En Irak, à plusieurs reprises depuis fin juillet, des milliers de manifestants sont descendus dans la rue à Bagdad autour de la zone verte, l’enclave très sécurisée créée durant l’occupation américaine qui abrite ambassades et ministères, mais aussi dans les villes du sud du pays.

Deux coalitions chiites sont en concurrence pour le pouvoir : le « Cadre de coordination », qui englobe notamment d’anciens paramilitaires et l’ex-Premier ministre Nouri al-Maliki, d’un côté, et le mouvement conduit par le religieux Moqtada al-Sadr de l’autre. Chacune des parties cherche à mobiliser ses soutiens dans les classes populaires, et ses milices, dans une épreuve de force qui déstabilise encore un peu plus le pays. Pour tenter d’en sortir vainqueur, Moqtada al-Sadr a appelé ses troupes à envahir le Parlement à Bagdad par deux fois le 27 et le 31 juillet. Le 29 août, des affrontements ont fait trente morts et 600 blessés.

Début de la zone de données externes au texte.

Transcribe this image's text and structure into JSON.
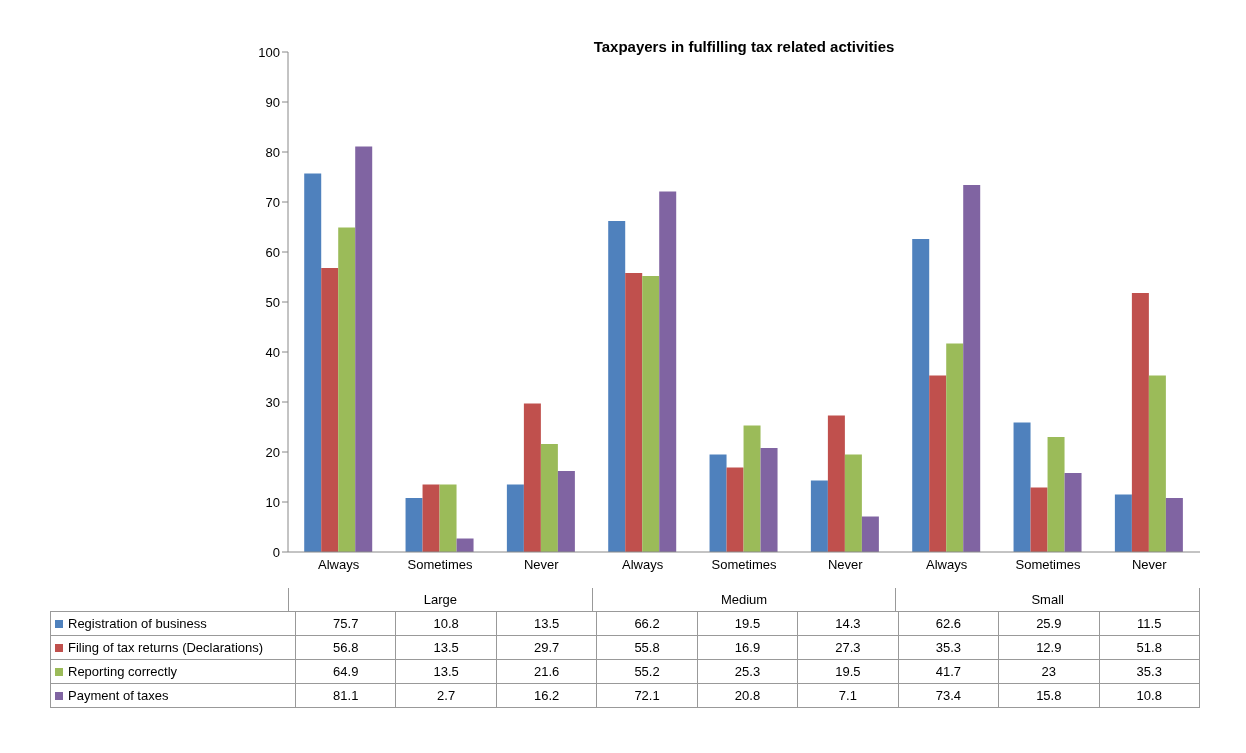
{
  "chart_data": {
    "type": "bar",
    "title": "Taxpayers in fulfilling tax related activities",
    "categories": [
      "Always",
      "Sometimes",
      "Never",
      "Always",
      "Sometimes",
      "Never",
      "Always",
      "Sometimes",
      "Never"
    ],
    "annotations": [
      "Large",
      "Medium",
      "Small"
    ],
    "series": [
      {
        "name": "Registration of business",
        "color": "#4f81bd",
        "values": [
          75.7,
          10.8,
          13.5,
          66.2,
          19.5,
          14.3,
          62.6,
          25.9,
          11.5
        ]
      },
      {
        "name": "Filing of tax returns (Declarations)",
        "color": "#c0504d",
        "values": [
          56.8,
          13.5,
          29.7,
          55.8,
          16.9,
          27.3,
          35.3,
          12.9,
          51.8
        ]
      },
      {
        "name": "Reporting correctly",
        "color": "#9bbb59",
        "values": [
          64.9,
          13.5,
          21.6,
          55.2,
          25.3,
          19.5,
          41.7,
          23,
          35.3
        ]
      },
      {
        "name": "Payment of taxes",
        "color": "#8064a2",
        "values": [
          81.1,
          2.7,
          16.2,
          72.1,
          20.8,
          7.1,
          73.4,
          15.8,
          10.8
        ]
      }
    ],
    "ylim": [
      0,
      100
    ],
    "yticks": [
      0,
      10,
      20,
      30,
      40,
      50,
      60,
      70,
      80,
      90,
      100
    ],
    "grid": false,
    "data_labels": true,
    "legend": "bottom"
  }
}
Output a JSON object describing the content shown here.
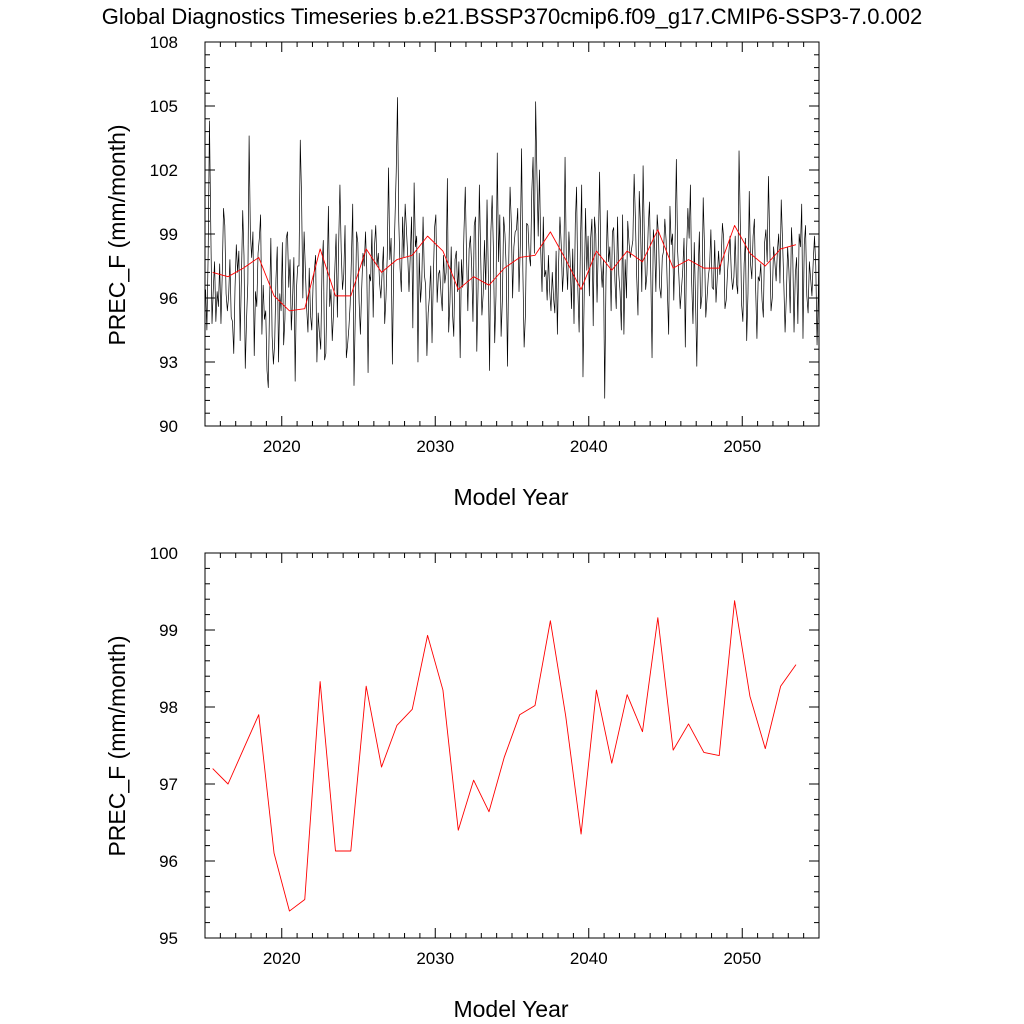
{
  "figure": {
    "title": "Global Diagnostics Timeseries b.e21.BSSP370cmip6.f09_g17.CMIP6-SSP3-7.0.002"
  },
  "colors": {
    "monthly_line": "#000000",
    "annual_line": "#ff0000",
    "axis": "#000000"
  },
  "chart_data": [
    {
      "type": "line",
      "xlabel": "Model Year",
      "ylabel": "PREC_F (mm/month)",
      "xlim": [
        2015,
        2055
      ],
      "ylim": [
        90,
        108
      ],
      "x_ticks": [
        2020,
        2030,
        2040,
        2050
      ],
      "y_ticks": [
        90,
        93,
        96,
        99,
        102,
        105,
        108
      ],
      "series": [
        {
          "kind": "monthly",
          "x_start": 2015.04,
          "x_step": 0.0833333,
          "values": [
            96.4,
            94.5,
            98.1,
            104.3,
            99.5,
            94.8,
            96.4,
            97.7,
            94.9,
            96.3,
            95.6,
            97.6,
            94.8,
            97.1,
            100.2,
            99.4,
            96.2,
            95.4,
            96.1,
            97.8,
            95.1,
            94.9,
            93.4,
            96.5,
            98.5,
            97.2,
            98.2,
            94.0,
            97.0,
            100.1,
            98.0,
            92.7,
            95.0,
            96.7,
            103.6,
            99.0,
            97.9,
            99.1,
            93.3,
            96.3,
            95.6,
            98.1,
            98.8,
            99.9,
            94.3,
            96.6,
            95.0,
            95.4,
            92.6,
            91.8,
            95.8,
            98.8,
            94.2,
            92.9,
            93.9,
            96.9,
            98.4,
            93.0,
            96.2,
            95.4,
            98.6,
            93.8,
            95.0,
            98.8,
            99.1,
            96.5,
            97.8,
            94.5,
            96.0,
            97.9,
            92.1,
            96.4,
            97.5,
            97.5,
            103.4,
            100.8,
            96.0,
            99.1,
            97.3,
            95.5,
            94.4,
            97.4,
            95.2,
            94.5,
            96.6,
            97.3,
            98.0,
            93.0,
            95.3,
            94.3,
            93.6,
            97.4,
            98.7,
            93.1,
            93.4,
            96.8,
            100.3,
            95.6,
            96.4,
            94.0,
            95.3,
            97.3,
            99.0,
            95.1,
            98.5,
            101.3,
            98.2,
            96.4,
            97.1,
            99.4,
            93.2,
            93.8,
            94.6,
            95.7,
            97.9,
            100.4,
            91.9,
            95.2,
            99.1,
            98.6,
            95.8,
            94.3,
            96.4,
            98.1,
            97.5,
            99.1,
            97.3,
            92.5,
            97.1,
            96.8,
            99.2,
            95.1,
            98.4,
            99.4,
            97.5,
            98.1,
            96.7,
            96.0,
            97.2,
            98.4,
            94.8,
            96.0,
            98.0,
            102.1,
            97.8,
            98.8,
            92.9,
            97.3,
            99.6,
            101.9,
            105.4,
            99.6,
            97.4,
            96.3,
            99.8,
            97.9,
            100.4,
            99.2,
            98.0,
            96.3,
            98.0,
            99.8,
            94.6,
            101.4,
            98.4,
            98.9,
            93.0,
            98.1,
            95.8,
            96.8,
            99.8,
            97.1,
            96.6,
            93.3,
            95.3,
            96.1,
            97.5,
            93.9,
            96.9,
            99.3,
            99.9,
            95.8,
            97.1,
            97.3,
            96.2,
            95.4,
            98.0,
            96.7,
            97.2,
            101.6,
            94.4,
            95.8,
            98.4,
            95.3,
            94.2,
            97.8,
            98.2,
            96.3,
            97.7,
            93.2,
            97.8,
            96.5,
            99.2,
            101.2,
            97.9,
            95.4,
            98.3,
            98.9,
            97.5,
            94.9,
            99.4,
            99.8,
            93.5,
            96.5,
            101.3,
            98.1,
            95.2,
            96.2,
            98.7,
            96.4,
            100.6,
            97.2,
            92.6,
            99.1,
            100.8,
            98.2,
            93.9,
            96.1,
            102.8,
            97.7,
            99.9,
            94.2,
            95.9,
            99.8,
            99.0,
            97.4,
            92.8,
            97.8,
            101.2,
            99.5,
            96.0,
            98.4,
            99.1,
            99.2,
            100.2,
            96.3,
            98.4,
            103.0,
            97.3,
            93.7,
            95.2,
            99.5,
            99.4,
            98.0,
            97.5,
            101.0,
            102.6,
            98.1,
            105.2,
            101.8,
            98.9,
            102.0,
            98.2,
            96.3,
            99.8,
            97.0,
            97.3,
            95.9,
            98.0,
            96.3,
            95.4,
            97.2,
            96.0,
            95.3,
            98.2,
            94.3,
            97.7,
            99.8,
            98.5,
            96.3,
            97.5,
            102.6,
            97.8,
            96.4,
            99.1,
            97.7,
            95.5,
            98.3,
            94.8,
            99.5,
            101.2,
            96.4,
            94.4,
            98.5,
            101.3,
            92.3,
            96.3,
            100.2,
            97.3,
            98.9,
            96.1,
            98.8,
            99.7,
            94.7,
            99.8,
            99.0,
            95.8,
            98.4,
            101.9,
            97.6,
            96.5,
            97.8,
            91.3,
            96.9,
            100.1,
            97.7,
            98.4,
            95.4,
            99.1,
            99.3,
            96.8,
            95.5,
            99.8,
            97.1,
            96.3,
            94.5,
            99.9,
            94.3,
            97.8,
            96.0,
            99.6,
            98.6,
            97.9,
            98.3,
            98.7,
            101.8,
            99.7,
            97.0,
            95.2,
            101.0,
            99.4,
            96.3,
            102.2,
            98.8,
            96.4,
            97.1,
            99.3,
            100.5,
            97.2,
            93.2,
            99.2,
            98.5,
            96.3,
            99.9,
            99.0,
            96.5,
            96.0,
            97.9,
            98.2,
            99.7,
            98.7,
            96.3,
            94.3,
            100.3,
            98.5,
            99.0,
            95.9,
            98.7,
            102.5,
            98.2,
            97.0,
            95.5,
            96.4,
            97.3,
            98.8,
            93.7,
            98.2,
            100.2,
            98.8,
            101.3,
            96.7,
            94.8,
            98.6,
            95.9,
            92.8,
            97.2,
            99.1,
            95.5,
            96.1,
            100.7,
            98.4,
            95.1,
            96.0,
            97.0,
            97.5,
            99.2,
            96.5,
            96.4,
            98.7,
            95.8,
            97.0,
            98.2,
            97.1,
            97.7,
            99.5,
            98.8,
            95.5,
            95.9,
            97.2,
            98.1,
            98.9,
            97.1,
            96.4,
            97.0,
            98.9,
            96.7,
            96.2,
            102.9,
            99.5,
            95.7,
            94.9,
            97.6,
            98.8,
            94.0,
            96.2,
            101.0,
            97.6,
            96.9,
            98.9,
            99.7,
            96.4,
            94.1,
            97.0,
            96.8,
            97.6,
            95.9,
            95.1,
            98.6,
            99.2,
            97.7,
            101.7,
            98.7,
            95.4,
            96.0,
            98.4,
            97.7,
            96.8,
            98.2,
            99.0,
            96.7,
            100.6,
            98.7,
            96.7,
            94.4,
            96.1,
            98.4,
            97.3,
            95.3,
            99.3,
            98.0,
            94.4,
            97.1,
            97.9,
            94.8,
            99.0,
            98.4,
            100.4,
            94.1,
            98.5,
            99.4,
            96.1,
            95.3,
            97.7,
            96.9,
            96.1,
            97.7,
            98.9,
            97.5,
            93.8,
            96.2,
            99.6,
            98.2,
            97.1,
            96.5,
            100.3,
            96.7,
            104.9,
            97.2,
            94.6,
            95.5,
            101.1,
            98.0
          ]
        },
        {
          "kind": "annual",
          "x_start": 2015.5,
          "x_step": 1.0,
          "values": [
            97.2,
            97.0,
            97.4,
            97.9,
            96.1,
            95.4,
            95.5,
            98.3,
            96.1,
            96.1,
            98.3,
            97.2,
            97.8,
            98.0,
            98.9,
            98.2,
            96.4,
            97.0,
            96.6,
            97.4,
            97.9,
            98.0,
            99.1,
            97.8,
            96.4,
            98.2,
            97.3,
            98.2,
            97.7,
            99.2,
            97.4,
            97.8,
            97.4,
            97.4,
            99.4,
            98.1,
            97.5,
            98.3,
            98.5
          ]
        }
      ]
    },
    {
      "type": "line",
      "xlabel": "Model Year",
      "ylabel": "PREC_F (mm/month)",
      "xlim": [
        2015,
        2055
      ],
      "ylim": [
        95,
        100
      ],
      "x_ticks": [
        2020,
        2030,
        2040,
        2050
      ],
      "y_ticks": [
        95,
        96,
        97,
        98,
        99,
        100
      ],
      "series": [
        {
          "kind": "annual",
          "x_start": 2015.5,
          "x_step": 1.0,
          "values": [
            97.2,
            97.0,
            97.45,
            97.9,
            96.1,
            95.35,
            95.5,
            98.33,
            96.13,
            96.13,
            98.27,
            97.22,
            97.76,
            97.97,
            98.93,
            98.22,
            96.4,
            97.05,
            96.64,
            97.35,
            97.9,
            98.02,
            99.12,
            97.88,
            96.35,
            98.22,
            97.27,
            98.16,
            97.68,
            99.16,
            97.44,
            97.78,
            97.41,
            97.37,
            99.38,
            98.14,
            97.46,
            98.27,
            98.55
          ]
        }
      ]
    }
  ]
}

Il s’agit d’un énième épisode de la crise politique qui secoue le pays sur fond de détérioration de la situation économique. Celle-ci continue, depuis des années, du fait des guerres successives déclenchées par l’impérialisme américain, de la déstabilisation qu’elles ont entraînée, avec l’émergence de diverses milices, sans oublier la corruption du régime en place. Ceux qui ont quarante ou cinquante ans aujourd’hui ont connu la première guerre du Golfe en 1991, déclenchée par les États-Unis avec le soutien de nombreux pays dont la France, l’embargo qui a suivi, une deuxième guerre en 2003, neuf années d’occupation américaine, puis l’incurie d’un pouvoir fantoche. Et les plus jeunes n’ont connu que les milices et le chômage. Dans le sud du pays, le problème de l’eau entraine une situation dramatique. Des milliers d’Irakiens ne parviennent plus à se soigner, ni même à se nourrir.

C’est durant l’occupation américaine de 2003 à 2009, en s’appuyant sur la haine suscitée par celle-ci, que Moqtada al-Sadr a réussi à organiser des centaines de milliers d’Irakiens des classes pauvres de Bagdad dans une puissante milice. Son parti est alors apparu comme celui des millions d’habitants des faubourgs populaires de Bagdad et du sud du pays, dont beaucoup étaient en révolte, déjà, contre la dégradation de leurs conditions de vie. ­Moqtada al-Sadr semble toujours disposer aujourd’hui d’un important soutien populaire. En octobre 2021, son mouvement avait gagné les élections législatives qui faisaient suite à un mouvement de révolte de la population contre la corruption, la misère, le chômage. Malgré sa participation au pouvoir au sein de plusieurs coalitions, il en a récolté les fruits politiques. Il voudrait garder ce soutien populaire le plus longtemps possible, mais la voie de l’affrontement entre milices qui tentent d’accaparer le pouvoir mène les masses dans une impasse.